[Python-Dev] Status of the fix for the hash collision vulnerability

[Stephen J. Turnbull]

Jack Diederich writes:
 > On Thu, Jan 12, 2012 at 9:57 PM, Guido van Rossum <guido at python.org> wrote:
 > > Hm... I started out as a big fan of the randomized hash, but thinking more
 > > about it, I actually believe that the chances of some legitimate app having
 > >>1000 collisions are way smaller than the chances that somebody's code will
 > > break due to the variable hashing.
 > 
 > Python's dicts are designed to avoid hash conflicts by resizing and
 > keeping the available slots bountiful.  1000 conflicts sounds like a
 > number that couldn't be hit accidentally

I may be missing something, but AIUI, with the resize, the search for
an unused slot after collision will be looking in a different series
of slots, so the N counter for the N^2 behavior resets on resize.  If
not, you can delete this message now.

If so, since (a) in the error-on-many-collisions approach we're adding
a test here for collision count anyway and (b) we think this is almost
never gonna happen, can't we defuse the exploit by just resizing the
dict after 1000 collisions, with strictly better performance than the
error approach, and almost current performance for "normal" input?

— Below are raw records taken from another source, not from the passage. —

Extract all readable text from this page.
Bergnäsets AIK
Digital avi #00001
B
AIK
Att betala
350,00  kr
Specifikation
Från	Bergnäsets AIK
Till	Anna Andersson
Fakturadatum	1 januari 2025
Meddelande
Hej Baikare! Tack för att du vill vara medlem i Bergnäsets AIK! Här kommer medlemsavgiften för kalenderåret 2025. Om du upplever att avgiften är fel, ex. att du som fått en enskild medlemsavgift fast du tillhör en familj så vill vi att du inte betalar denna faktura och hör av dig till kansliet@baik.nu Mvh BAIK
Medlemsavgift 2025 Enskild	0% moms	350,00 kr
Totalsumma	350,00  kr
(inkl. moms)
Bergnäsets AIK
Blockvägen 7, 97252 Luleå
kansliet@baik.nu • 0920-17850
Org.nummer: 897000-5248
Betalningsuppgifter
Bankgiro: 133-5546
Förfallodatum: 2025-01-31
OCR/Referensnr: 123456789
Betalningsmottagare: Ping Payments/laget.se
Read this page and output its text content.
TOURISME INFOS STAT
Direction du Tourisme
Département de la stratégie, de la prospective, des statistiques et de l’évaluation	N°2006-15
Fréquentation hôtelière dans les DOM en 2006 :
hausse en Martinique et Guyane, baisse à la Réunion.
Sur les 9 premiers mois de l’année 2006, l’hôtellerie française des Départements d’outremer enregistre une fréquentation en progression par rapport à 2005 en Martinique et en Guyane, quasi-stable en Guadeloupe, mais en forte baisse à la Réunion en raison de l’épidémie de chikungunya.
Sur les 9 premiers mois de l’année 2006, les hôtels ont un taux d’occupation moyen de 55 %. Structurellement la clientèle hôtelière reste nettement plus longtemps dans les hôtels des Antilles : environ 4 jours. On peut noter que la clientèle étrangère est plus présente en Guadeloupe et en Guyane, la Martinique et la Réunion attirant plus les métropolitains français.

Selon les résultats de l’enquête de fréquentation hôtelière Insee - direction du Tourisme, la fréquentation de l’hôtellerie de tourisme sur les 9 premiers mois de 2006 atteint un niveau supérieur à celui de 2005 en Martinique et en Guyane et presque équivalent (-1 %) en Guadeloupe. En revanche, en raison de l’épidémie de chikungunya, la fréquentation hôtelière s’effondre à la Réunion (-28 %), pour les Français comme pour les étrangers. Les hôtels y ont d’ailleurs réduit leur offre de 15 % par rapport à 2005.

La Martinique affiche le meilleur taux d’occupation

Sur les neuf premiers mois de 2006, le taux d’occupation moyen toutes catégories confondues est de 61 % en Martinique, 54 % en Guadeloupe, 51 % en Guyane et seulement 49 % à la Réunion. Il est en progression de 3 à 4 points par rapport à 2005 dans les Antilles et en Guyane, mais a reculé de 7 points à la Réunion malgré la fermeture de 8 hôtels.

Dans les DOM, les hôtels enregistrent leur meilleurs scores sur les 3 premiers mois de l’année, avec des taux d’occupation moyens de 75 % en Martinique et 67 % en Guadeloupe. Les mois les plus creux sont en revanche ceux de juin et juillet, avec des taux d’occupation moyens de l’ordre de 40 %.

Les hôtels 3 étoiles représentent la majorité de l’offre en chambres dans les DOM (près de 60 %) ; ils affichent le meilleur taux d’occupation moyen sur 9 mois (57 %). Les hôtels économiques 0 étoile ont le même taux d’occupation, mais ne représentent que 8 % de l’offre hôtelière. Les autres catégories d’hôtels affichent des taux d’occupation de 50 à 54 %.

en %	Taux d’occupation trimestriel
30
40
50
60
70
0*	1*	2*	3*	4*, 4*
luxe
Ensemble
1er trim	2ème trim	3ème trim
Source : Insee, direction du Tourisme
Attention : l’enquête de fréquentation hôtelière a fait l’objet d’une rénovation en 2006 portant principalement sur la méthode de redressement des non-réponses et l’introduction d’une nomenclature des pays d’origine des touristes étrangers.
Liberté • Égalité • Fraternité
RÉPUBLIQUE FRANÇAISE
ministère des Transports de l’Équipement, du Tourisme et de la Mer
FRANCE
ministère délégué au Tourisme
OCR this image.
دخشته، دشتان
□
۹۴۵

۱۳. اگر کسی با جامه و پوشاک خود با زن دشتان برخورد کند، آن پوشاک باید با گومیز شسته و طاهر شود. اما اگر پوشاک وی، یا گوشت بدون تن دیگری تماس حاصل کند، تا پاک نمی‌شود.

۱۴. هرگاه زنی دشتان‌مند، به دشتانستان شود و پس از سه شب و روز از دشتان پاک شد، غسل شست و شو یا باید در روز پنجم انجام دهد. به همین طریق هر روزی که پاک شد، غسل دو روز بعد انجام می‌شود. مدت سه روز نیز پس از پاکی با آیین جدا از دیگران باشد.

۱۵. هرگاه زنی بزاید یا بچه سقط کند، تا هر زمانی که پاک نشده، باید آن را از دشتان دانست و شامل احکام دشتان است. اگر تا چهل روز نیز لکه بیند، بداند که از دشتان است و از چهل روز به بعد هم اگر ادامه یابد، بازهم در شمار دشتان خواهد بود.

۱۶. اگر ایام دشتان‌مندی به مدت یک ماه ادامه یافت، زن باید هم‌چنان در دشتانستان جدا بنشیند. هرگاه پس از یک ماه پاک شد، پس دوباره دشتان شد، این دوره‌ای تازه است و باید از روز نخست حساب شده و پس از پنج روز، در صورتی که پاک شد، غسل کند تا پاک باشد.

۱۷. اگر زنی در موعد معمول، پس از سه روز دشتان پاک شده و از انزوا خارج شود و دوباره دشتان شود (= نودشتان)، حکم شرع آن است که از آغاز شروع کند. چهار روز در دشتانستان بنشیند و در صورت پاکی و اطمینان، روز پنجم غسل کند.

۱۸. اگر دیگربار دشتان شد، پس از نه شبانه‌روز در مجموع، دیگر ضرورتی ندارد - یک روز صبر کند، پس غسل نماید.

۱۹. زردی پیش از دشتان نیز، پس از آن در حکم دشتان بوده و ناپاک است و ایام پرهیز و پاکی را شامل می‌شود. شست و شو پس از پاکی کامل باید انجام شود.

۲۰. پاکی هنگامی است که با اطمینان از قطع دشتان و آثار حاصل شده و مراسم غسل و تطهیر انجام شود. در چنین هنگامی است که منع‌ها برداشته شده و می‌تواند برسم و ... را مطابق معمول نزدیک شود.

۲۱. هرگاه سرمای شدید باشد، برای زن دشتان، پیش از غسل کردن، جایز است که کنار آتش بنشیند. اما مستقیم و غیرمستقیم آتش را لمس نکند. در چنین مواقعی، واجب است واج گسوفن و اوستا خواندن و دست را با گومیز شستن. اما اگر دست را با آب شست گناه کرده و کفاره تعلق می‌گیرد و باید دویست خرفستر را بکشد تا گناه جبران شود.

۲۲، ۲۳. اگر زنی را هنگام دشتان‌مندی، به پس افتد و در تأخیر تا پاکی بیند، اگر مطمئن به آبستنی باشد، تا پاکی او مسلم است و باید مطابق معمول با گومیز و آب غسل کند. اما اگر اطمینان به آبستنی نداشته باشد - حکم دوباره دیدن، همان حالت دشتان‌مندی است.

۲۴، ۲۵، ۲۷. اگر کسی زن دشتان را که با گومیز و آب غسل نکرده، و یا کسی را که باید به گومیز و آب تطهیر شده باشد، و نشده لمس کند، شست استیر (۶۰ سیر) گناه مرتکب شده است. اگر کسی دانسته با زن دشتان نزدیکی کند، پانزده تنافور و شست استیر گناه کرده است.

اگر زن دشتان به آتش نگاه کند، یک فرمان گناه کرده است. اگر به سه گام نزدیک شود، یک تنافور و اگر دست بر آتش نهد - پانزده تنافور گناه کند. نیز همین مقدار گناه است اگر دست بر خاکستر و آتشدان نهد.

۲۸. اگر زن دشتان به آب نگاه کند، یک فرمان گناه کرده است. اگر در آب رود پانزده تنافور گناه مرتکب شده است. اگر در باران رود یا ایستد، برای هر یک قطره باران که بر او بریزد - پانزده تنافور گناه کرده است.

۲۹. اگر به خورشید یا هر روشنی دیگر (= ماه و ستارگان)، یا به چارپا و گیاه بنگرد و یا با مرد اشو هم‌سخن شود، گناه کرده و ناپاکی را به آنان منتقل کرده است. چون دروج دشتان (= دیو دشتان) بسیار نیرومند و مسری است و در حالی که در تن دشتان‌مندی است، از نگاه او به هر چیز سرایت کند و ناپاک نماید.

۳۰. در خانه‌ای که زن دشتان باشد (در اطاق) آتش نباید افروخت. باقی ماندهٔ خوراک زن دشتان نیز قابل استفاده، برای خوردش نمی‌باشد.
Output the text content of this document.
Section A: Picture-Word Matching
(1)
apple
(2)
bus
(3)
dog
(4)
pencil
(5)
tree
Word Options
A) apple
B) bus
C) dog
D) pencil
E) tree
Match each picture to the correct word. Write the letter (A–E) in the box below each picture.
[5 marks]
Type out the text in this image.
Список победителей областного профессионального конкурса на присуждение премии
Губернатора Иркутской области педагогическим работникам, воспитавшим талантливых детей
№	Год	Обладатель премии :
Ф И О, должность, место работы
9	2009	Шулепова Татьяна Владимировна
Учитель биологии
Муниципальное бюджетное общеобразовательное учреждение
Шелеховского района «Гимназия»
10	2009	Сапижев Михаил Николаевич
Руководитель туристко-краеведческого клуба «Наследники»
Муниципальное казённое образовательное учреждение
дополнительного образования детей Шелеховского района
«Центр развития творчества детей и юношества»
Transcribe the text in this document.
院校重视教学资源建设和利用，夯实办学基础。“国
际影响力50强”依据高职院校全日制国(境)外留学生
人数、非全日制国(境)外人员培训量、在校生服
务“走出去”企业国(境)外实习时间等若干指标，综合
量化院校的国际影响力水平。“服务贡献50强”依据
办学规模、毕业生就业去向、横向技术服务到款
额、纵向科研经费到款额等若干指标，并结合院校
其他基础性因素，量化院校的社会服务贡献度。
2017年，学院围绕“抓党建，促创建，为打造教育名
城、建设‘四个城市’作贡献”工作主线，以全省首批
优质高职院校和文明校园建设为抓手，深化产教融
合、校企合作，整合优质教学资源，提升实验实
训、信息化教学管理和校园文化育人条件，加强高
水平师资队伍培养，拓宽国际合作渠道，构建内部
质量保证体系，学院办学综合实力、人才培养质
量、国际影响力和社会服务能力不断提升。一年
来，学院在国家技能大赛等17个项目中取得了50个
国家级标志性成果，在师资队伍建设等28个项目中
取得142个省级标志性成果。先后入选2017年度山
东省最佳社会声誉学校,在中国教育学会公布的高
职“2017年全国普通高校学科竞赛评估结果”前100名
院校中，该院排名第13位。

In order to prevent attackers from exploiting every 1000th collision
to force out-of-memory, the expansion factor for collision-induced
resizing could be "very small".  (I don't know if that's possible in
the Python dict implementation, if the algorithm requires something
like doubling the dict size on every resize this is right out, of
course.)

Or, since this is an error/rare path anyway, offer the user a choice
of an error or a resize on hitting 1000 collisions?